Conformity to the world is to be on the side of Satan. Satan doesn’t get people to do evil. He simply gets people to do nothing, and evil is allowed to exist. I don’t know anyone who gets up in the morning and says, “Gosh, what a wonderful day to do evil.” But I do know people who get up in the morning and try carefully to be as conformed to this world as they can, to not make waves, to not cause conflict, people who try to be more like Peter than Jesus.
For Christians, there are two kinds of crosses: the pretty ones we wear around our necks or keep in our churches, and the splintered, beat-up ones that we wear inside—bearing all the scars, hurts, and failures of our life. It is the inside cross that matters.
Every time I get in a Church meeting that is talking about doing something dangerous or controversial, I tend to react like Peter. We shouldn’t do that because it is far too risky or so and so will be upset. It’ll cause conflict. Immediately, I recognize that uncomfortable feeling that makes me want to run the Church as we would run a country club. We need to be on a firm financial footing, we need to not offend anyone, we need to be proper and respectable. In other words, we judge our success by the strength of our financial bottom line and not our spiritual bottom line. We conform to the world and not to the cross.

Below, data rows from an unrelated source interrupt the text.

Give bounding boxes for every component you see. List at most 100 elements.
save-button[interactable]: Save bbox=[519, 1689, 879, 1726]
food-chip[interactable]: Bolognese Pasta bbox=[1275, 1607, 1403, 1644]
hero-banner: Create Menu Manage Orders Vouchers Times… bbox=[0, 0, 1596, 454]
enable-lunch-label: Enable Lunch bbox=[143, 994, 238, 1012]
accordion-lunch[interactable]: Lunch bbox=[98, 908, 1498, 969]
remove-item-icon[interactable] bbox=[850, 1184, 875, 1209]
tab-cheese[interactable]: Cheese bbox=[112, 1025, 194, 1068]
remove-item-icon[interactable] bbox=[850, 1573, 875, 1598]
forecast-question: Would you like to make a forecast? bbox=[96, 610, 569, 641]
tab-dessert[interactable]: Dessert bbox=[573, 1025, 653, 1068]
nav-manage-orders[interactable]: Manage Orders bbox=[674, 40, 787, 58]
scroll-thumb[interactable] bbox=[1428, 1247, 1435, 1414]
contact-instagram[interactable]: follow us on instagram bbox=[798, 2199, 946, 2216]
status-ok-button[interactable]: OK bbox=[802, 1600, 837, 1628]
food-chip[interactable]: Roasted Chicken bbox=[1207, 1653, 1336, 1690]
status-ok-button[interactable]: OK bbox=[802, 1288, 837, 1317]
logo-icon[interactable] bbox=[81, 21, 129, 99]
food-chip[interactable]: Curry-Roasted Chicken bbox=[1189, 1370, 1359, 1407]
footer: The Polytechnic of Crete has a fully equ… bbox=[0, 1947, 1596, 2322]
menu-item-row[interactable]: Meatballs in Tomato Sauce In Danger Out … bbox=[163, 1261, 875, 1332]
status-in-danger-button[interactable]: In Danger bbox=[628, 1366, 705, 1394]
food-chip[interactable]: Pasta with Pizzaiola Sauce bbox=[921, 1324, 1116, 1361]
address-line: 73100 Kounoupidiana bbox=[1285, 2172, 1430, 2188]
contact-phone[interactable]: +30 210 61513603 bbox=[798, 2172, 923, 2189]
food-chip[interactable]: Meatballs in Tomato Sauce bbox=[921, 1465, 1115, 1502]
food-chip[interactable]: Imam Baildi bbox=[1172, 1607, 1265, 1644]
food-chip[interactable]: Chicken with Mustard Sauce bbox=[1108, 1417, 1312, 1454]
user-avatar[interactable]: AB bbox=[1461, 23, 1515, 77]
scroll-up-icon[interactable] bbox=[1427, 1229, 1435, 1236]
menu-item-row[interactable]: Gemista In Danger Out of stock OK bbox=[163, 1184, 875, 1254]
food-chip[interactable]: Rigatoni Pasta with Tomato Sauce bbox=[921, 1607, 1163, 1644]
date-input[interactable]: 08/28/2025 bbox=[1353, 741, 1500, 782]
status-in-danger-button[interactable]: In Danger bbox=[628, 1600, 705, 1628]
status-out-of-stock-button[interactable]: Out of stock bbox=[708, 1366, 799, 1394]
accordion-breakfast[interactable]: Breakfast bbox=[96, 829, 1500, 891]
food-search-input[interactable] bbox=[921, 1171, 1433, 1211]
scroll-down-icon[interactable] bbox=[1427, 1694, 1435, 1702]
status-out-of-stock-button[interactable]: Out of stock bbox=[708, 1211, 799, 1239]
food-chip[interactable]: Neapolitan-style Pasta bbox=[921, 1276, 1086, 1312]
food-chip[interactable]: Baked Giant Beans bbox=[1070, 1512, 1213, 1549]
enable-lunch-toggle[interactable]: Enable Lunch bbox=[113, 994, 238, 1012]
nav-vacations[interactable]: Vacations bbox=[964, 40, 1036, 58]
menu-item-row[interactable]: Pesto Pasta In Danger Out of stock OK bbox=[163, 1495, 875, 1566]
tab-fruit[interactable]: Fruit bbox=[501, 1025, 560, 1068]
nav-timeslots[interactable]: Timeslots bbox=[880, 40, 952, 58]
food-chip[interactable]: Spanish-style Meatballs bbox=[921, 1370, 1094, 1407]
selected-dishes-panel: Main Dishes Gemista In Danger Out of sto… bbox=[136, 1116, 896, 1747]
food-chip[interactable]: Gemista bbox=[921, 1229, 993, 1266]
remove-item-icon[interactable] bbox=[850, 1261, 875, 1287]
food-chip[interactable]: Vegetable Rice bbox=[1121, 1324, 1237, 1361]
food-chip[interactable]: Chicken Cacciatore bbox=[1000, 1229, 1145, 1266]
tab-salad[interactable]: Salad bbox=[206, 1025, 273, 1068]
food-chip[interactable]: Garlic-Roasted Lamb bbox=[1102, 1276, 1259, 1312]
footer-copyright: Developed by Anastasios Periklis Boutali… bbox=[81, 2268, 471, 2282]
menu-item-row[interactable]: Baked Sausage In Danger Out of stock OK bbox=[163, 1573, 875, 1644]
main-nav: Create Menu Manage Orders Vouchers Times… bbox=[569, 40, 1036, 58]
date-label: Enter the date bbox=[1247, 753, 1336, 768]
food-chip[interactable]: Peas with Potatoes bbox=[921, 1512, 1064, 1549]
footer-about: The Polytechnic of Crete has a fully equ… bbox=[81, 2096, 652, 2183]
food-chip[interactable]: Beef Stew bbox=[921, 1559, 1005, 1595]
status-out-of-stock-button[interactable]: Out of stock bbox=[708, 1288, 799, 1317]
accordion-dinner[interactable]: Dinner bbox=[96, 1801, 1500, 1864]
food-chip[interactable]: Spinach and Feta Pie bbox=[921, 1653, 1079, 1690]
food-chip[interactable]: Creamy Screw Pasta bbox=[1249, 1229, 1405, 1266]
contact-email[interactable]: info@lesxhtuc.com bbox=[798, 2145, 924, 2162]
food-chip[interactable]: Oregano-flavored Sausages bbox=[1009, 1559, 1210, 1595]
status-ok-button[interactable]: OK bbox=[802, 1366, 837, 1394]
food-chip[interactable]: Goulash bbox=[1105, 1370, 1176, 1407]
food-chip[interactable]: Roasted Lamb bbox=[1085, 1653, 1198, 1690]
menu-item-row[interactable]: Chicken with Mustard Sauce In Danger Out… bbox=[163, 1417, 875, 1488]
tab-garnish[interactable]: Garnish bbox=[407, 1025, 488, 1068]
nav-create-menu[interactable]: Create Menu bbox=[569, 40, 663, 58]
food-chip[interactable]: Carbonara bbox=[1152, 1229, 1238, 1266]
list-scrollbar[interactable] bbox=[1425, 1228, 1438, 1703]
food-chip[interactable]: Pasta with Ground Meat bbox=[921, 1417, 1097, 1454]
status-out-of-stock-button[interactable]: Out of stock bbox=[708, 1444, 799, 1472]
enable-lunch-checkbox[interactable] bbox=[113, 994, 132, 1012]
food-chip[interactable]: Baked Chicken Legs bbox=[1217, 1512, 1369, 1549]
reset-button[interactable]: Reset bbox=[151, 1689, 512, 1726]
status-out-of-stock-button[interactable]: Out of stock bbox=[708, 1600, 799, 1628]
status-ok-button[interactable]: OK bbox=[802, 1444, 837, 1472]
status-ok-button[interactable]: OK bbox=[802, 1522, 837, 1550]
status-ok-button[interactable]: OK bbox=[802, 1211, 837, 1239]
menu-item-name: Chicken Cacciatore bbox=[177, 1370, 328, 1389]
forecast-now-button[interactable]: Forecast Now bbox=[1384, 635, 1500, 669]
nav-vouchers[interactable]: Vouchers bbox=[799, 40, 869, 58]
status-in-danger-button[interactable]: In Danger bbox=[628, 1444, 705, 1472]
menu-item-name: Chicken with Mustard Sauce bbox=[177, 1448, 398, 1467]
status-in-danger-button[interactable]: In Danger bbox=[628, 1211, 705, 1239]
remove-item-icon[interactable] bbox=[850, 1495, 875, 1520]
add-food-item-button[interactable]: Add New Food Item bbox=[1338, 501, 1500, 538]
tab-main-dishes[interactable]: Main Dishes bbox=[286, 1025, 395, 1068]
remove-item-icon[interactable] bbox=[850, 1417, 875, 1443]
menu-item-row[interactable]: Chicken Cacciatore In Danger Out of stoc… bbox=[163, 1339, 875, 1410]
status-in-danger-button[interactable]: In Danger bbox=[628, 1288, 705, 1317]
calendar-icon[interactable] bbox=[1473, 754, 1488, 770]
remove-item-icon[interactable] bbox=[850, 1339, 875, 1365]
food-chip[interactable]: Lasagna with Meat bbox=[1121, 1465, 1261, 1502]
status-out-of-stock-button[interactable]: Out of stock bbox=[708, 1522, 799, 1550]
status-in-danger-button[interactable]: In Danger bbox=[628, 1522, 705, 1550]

Whenever I read the Gospel, it is very hard for me to reconcile that feeling with the story of Jesus. I say I want to be a Christian, but I wonder how well I carry my cross into the world. I have great respect for the people who have just returned from Rwanda. It was a difficult and dangerous trip. Lots of us were afraid for them, and some of us tried to stop that mission trip because it was too dangerous or too expensive. Later in the year we will all hear about that journey carrying the cross, and I know you will be as proud as I am of these missionaries.
There is no carrying of the cross without risk. You don’t have to go to Rwanda to carry your cross. You can risk it right here at home. What it requires is living into the cross with all of its scandal, hurt, risk, and sacrifice. There is another side to it. Although carrying your cross may at first sound like a negative experience, it is the most positive thing you can do in your life, any day of your life. It enlarges your heart and offers us the opportunity to find meaning in life. It restores and builds relationships, and it gives us that joy and peace that surpasses all understanding. But it is not accomplished without risk or without the willingness to go into those places where we would rather not go. Because that is where we will find Jesus. Probably not as a shining, radiant presence, but rather as an ordinary good man or woman giving water to the thirsty, binding up wounds, comforting the lonely and visiting those in prison.
Lilly now bears upon her forehead that invisible cross which will bring her life. It is part of her resume from this day forward.
Krister Stendhal, the former Dean at Harvard Divinity School and retired Bishop of Oslo, Sweden, tells the story about a little boy who kept following his mother all around the house. Finally she stopped and asked, “Harry what do you want?” The little boy replied, “Nothing, I just want to be where you are.” That is what carrying the cross is all about: wanting to be where Jesus is because that is where life begins. Whether you are with friends, or at work, or on the street, carrying your cross is getting to where Jesus is. When we do that, then everyone can see upon our foreheads the mark that was imprinted at our baptisms. Lilly, if she is lucky, will spend the rest of her life trying to be where Jesus is, and so should we.